How do you measure your software? There are simple metrics that help with quality, such as keeping track of the number of bugs or security vulnerabilities in your system. Trending these metrics is a no-brainer. When trending is in place, action can be taken because everyone knows 6 security vulnerabilities is worse than 5. But what about other types of software metrics (and there are many)? Have you ever heard of a maintainability metric? Halstead program volume? McCabe cyclomatic complexity? Coupling/Cohesion? The question becomes what do you do with these metrics and are they valuable?
Choosing a metric will really depend on what you’re after. A good reason for measuring your code is to get predictable quality. If you don’t have a metric in mind, the easiest place to start is with McCabe’s cyclomatic complexity metric. I’ve seen many software organizations implement this as a good measure to help predict system “complexity”. In other words, to help them understand where they may need to refactor or redesign their code. McCabe cyclomatic complexity uses a measure of the linearly independent paths in the source code and is measured on functions or methods.
McCabe’s Cyclomatic complexity uses values to define what is complex. Something greater than 20 is considered very complex. You should think about re-writing that function because it is getting out of control. Since the inception of McCabe’s Cyclomatic complexity metric, several other variations have appeared, including Extended Cyclomatic Complexity and Plain Cyclomatic Complexity. Back to the question, with so many metrics, which ones do you use and are they valuable?
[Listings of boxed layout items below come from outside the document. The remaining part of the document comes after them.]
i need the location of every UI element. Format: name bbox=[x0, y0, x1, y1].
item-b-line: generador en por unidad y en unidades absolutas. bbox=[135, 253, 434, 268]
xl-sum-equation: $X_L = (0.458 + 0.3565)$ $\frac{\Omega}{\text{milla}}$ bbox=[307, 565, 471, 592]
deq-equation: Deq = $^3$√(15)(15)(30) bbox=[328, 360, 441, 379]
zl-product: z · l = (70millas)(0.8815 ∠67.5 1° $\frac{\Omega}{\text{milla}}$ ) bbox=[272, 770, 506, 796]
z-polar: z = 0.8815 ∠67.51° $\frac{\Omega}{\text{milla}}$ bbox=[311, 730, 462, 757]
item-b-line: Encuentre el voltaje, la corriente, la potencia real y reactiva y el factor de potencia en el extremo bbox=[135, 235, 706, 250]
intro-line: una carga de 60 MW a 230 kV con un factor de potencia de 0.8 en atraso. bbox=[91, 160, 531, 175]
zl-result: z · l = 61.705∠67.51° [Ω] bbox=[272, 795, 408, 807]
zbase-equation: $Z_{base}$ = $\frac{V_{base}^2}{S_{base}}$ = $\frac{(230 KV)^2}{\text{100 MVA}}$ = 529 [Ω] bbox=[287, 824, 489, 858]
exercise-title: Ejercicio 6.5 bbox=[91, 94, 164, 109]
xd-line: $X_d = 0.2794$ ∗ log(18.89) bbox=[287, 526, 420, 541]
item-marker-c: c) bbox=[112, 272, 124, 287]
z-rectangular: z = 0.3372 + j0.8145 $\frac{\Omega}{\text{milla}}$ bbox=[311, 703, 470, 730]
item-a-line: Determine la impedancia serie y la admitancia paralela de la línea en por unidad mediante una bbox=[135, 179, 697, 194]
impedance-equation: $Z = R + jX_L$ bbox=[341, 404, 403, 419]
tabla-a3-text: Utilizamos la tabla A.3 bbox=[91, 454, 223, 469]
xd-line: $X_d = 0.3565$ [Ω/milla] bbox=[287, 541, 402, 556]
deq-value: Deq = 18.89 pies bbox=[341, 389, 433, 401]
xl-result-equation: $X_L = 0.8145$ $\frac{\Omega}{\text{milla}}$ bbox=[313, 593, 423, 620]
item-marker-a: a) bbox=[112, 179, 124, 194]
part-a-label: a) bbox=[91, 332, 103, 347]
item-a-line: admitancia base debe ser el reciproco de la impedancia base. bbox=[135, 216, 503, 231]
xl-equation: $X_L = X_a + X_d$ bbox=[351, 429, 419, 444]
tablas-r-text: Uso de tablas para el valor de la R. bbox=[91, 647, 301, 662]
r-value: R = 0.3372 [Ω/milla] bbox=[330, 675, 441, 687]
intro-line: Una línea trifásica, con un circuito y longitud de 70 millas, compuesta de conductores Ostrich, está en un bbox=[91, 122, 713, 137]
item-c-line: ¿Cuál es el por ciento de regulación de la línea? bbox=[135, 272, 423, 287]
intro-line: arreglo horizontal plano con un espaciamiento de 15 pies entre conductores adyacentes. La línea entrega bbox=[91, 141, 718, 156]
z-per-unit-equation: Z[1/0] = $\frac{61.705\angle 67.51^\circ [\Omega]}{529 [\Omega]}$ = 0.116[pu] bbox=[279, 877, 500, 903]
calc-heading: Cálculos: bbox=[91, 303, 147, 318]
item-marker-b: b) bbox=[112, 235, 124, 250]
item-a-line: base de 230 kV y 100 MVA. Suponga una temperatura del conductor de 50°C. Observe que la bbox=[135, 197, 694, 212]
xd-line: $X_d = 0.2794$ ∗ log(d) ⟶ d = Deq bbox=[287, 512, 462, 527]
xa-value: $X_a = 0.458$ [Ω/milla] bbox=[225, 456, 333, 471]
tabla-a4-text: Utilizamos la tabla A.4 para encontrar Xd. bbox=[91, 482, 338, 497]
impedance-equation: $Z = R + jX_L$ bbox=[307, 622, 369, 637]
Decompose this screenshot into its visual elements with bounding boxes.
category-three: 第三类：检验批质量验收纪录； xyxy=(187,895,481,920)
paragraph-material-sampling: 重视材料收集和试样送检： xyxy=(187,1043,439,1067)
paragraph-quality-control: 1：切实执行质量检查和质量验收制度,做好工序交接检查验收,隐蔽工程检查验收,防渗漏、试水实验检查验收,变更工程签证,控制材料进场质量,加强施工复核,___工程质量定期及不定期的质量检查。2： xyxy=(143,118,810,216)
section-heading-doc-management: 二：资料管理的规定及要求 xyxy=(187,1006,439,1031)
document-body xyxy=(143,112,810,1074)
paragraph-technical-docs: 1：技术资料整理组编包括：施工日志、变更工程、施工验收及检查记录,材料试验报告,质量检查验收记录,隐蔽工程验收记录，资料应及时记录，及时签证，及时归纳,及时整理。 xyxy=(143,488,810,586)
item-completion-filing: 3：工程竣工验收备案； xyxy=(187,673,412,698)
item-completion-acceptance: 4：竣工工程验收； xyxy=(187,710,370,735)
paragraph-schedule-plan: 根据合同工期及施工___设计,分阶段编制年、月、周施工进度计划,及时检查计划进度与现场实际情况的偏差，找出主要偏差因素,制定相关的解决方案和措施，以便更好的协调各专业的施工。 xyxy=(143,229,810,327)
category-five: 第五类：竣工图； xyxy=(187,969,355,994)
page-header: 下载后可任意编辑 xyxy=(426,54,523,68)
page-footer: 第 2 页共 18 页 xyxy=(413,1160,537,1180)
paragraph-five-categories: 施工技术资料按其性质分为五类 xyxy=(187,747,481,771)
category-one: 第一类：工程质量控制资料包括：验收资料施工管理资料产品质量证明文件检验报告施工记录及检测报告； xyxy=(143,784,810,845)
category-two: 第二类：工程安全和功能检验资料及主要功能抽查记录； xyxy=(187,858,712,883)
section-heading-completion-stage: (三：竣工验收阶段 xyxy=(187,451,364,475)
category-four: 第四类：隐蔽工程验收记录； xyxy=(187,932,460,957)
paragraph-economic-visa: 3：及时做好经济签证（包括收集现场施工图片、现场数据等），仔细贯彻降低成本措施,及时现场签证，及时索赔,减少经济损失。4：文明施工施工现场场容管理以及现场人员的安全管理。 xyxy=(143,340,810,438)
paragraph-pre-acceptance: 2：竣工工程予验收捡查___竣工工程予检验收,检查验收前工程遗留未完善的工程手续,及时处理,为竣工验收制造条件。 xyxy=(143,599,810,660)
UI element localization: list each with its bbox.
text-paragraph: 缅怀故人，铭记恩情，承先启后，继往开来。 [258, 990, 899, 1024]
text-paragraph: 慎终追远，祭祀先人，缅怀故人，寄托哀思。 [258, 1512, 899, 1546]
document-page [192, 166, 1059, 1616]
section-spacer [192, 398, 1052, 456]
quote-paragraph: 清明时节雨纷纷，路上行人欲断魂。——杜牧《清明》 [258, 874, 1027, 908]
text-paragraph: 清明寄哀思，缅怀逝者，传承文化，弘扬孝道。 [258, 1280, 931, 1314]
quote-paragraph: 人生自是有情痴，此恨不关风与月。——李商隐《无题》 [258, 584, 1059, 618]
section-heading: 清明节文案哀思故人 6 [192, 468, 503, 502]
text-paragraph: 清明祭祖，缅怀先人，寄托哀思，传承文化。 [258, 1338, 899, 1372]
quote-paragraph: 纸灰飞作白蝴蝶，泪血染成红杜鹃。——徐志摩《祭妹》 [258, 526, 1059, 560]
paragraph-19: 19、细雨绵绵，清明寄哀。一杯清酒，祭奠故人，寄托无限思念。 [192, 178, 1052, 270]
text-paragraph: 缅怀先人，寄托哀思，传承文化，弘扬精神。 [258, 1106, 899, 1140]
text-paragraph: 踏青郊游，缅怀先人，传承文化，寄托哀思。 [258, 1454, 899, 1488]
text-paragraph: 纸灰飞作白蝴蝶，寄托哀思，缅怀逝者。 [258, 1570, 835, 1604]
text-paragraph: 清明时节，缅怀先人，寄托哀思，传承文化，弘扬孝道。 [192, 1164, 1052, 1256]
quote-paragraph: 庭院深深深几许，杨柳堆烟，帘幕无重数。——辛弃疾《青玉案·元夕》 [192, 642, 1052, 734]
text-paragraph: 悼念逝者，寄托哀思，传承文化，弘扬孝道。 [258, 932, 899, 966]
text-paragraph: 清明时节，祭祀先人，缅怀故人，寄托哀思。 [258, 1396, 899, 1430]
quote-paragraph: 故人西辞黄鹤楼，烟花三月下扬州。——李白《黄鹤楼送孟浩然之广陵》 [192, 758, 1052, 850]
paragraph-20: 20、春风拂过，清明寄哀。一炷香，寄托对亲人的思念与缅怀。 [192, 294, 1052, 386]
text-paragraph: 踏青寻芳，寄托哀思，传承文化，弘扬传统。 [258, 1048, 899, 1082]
No one can answer that question. In fact, software metrics is quite ambiguous. It is hard to find anyone who says,’Thou shall use metric “x” because it will help you improve quality by “y” amount.’ The value “x” and “y” just don’t exist (although many have tried to put some data together). Even more ambiguous are the values that may be defined with these metrics. Don’t get caught up with these values; they are really arbitrary. I’ve run into organizations where the majority of their code was deemed “very complex”. Does this mean they should redesign their entire code base? Certainly not. These numbers will vary depending on what you’re building. So be careful if you use the “recommended” values for any metric.
Instead of focusing on the value of your next metric, what you really should be doing is trending that metric. Find out if that value went up or down. Up bad; down good. Taking it one step further (if you really have a “thing” for the values), you could start by finding the standard deviation of your metrics. In other words, find the average value of any metric, say complexity, plus the standard deviation. Now, you can keep track of that value knowing that if you go outside your bounds of deviation, then you may want to look.
Software metrics certainly have their place and can help give some predictability on your system. In another post, I’ll talk about how you can take some low level metrics for the developers and give them insight into the software system.